Robert Helps’ Repertoire

Helps’ choices were always extremely personal, often criticized for avoiding “canonical” repertoire. Importantly, he made no qualitative distinction between the importance of ”solo“ repertoire and the vast amount of difficult chamber music he performed.
In addition, the above list itself is deceptive, since Helps was one of the last of a disappearing breed of artists — one Walter Benjamin would have called ”authentic“. Meaning, many of Helps’ best performances, the ones which changed the lives of many musicians, were unique: one-time experiences. In an “age of mechanical reproduction,” many pianists have become slaves to their own recorded image, repeating incessantly and with the same interpretation a handful of works.

Helps’ fame often rested upon his rare, non-repetitive approach to music making. At heart a “live” pianist, he confessed that after recording Milton Babbitt’s difficult Partitions, he rarely felt the need to program it.
He often tackled hideously difficult works (like Schoenberg’s Septet op. 29 and innumerable pieces by his composer friends) for a single concert appearance.
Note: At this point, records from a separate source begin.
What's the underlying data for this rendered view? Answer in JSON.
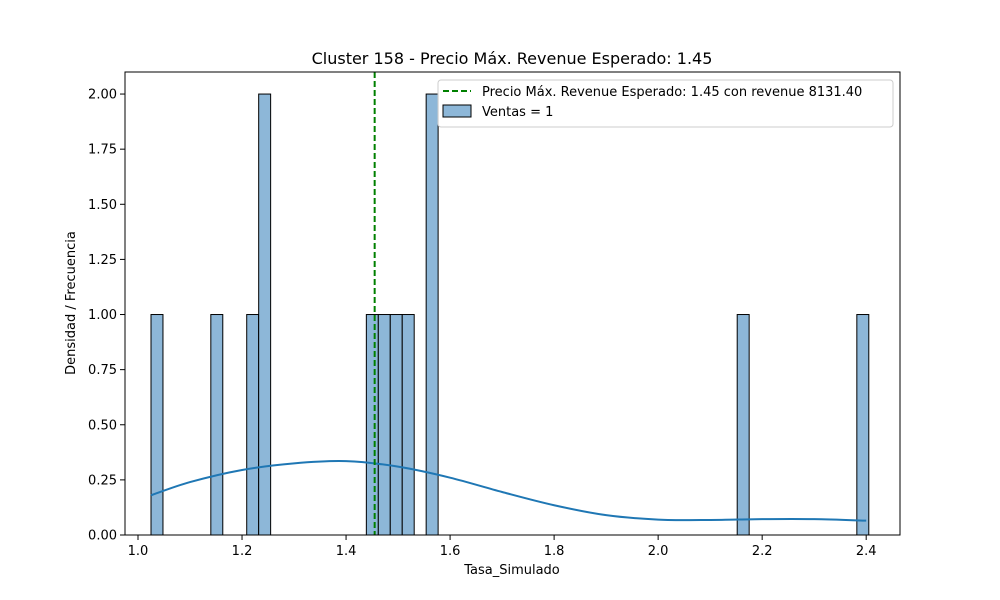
{
  "chart_data": {
    "type": "bar",
    "title": "Cluster 158 - Precio Máx. Revenue Esperado: 1.45",
    "xlabel": "Tasa_Simulado",
    "ylabel": "Densidad / Frecuencia",
    "xlim": [
      0.975,
      2.465
    ],
    "ylim": [
      0,
      2.1
    ],
    "x_ticks": [
      1.0,
      1.2,
      1.4,
      1.6,
      1.8,
      2.0,
      2.2,
      2.4
    ],
    "x_tick_labels": [
      "1.0",
      "1.2",
      "1.4",
      "1.6",
      "1.8",
      "2.0",
      "2.2",
      "2.4"
    ],
    "y_ticks": [
      0,
      0.25,
      0.5,
      0.75,
      1.0,
      1.25,
      1.5,
      1.75,
      2.0
    ],
    "y_tick_labels": [
      "0.00",
      "0.25",
      "0.50",
      "0.75",
      "1.00",
      "1.25",
      "1.50",
      "1.75",
      "2.00"
    ],
    "bin_width": 0.023,
    "histogram": {
      "name": "Ventas = 1",
      "color": "#8db7d8",
      "edge_color": "#000000",
      "bins": [
        {
          "x0": 1.025,
          "x1": 1.048,
          "count": 1
        },
        {
          "x0": 1.14,
          "x1": 1.163,
          "count": 1
        },
        {
          "x0": 1.209,
          "x1": 1.232,
          "count": 1
        },
        {
          "x0": 1.232,
          "x1": 1.255,
          "count": 2
        },
        {
          "x0": 1.439,
          "x1": 1.462,
          "count": 1
        },
        {
          "x0": 1.462,
          "x1": 1.485,
          "count": 1
        },
        {
          "x0": 1.485,
          "x1": 1.508,
          "count": 1
        },
        {
          "x0": 1.508,
          "x1": 1.531,
          "count": 1
        },
        {
          "x0": 1.554,
          "x1": 1.577,
          "count": 2
        },
        {
          "x0": 2.152,
          "x1": 2.175,
          "count": 1
        },
        {
          "x0": 2.382,
          "x1": 2.405,
          "count": 1
        }
      ]
    },
    "kde": {
      "color": "#1f77b4",
      "x": [
        1.025,
        1.1,
        1.2,
        1.3,
        1.4,
        1.5,
        1.6,
        1.7,
        1.8,
        1.9,
        2.0,
        2.1,
        2.2,
        2.3,
        2.4
      ],
      "y": [
        0.18,
        0.24,
        0.295,
        0.325,
        0.335,
        0.31,
        0.26,
        0.195,
        0.135,
        0.09,
        0.07,
        0.068,
        0.072,
        0.072,
        0.065
      ]
    },
    "vline": {
      "x": 1.455,
      "color": "#008000",
      "style": "dashed",
      "label": "Precio Máx. Revenue Esperado: 1.45 con revenue 8131.40"
    },
    "legend": {
      "position": "top-right",
      "entries": [
        "Precio Máx. Revenue Esperado: 1.45 con revenue 8131.40",
        "Ventas = 1"
      ]
    }
  }
}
Conversely, he would dedicate entire periods of his life to composers whose works obsessed him: Fauré, Debussy, Chopin, Arnold Bax, John Ireland, Ravel, Schubert.

After up to a decade of concert exploration of these composers, he could also inexplicably abandon them, only retaining in his repertoire a fraction of the works he had previously played. Helps’ programs were exciting because they always reflected an inner necessity for the pianist — always something vaguely confessional which intrigued the audience.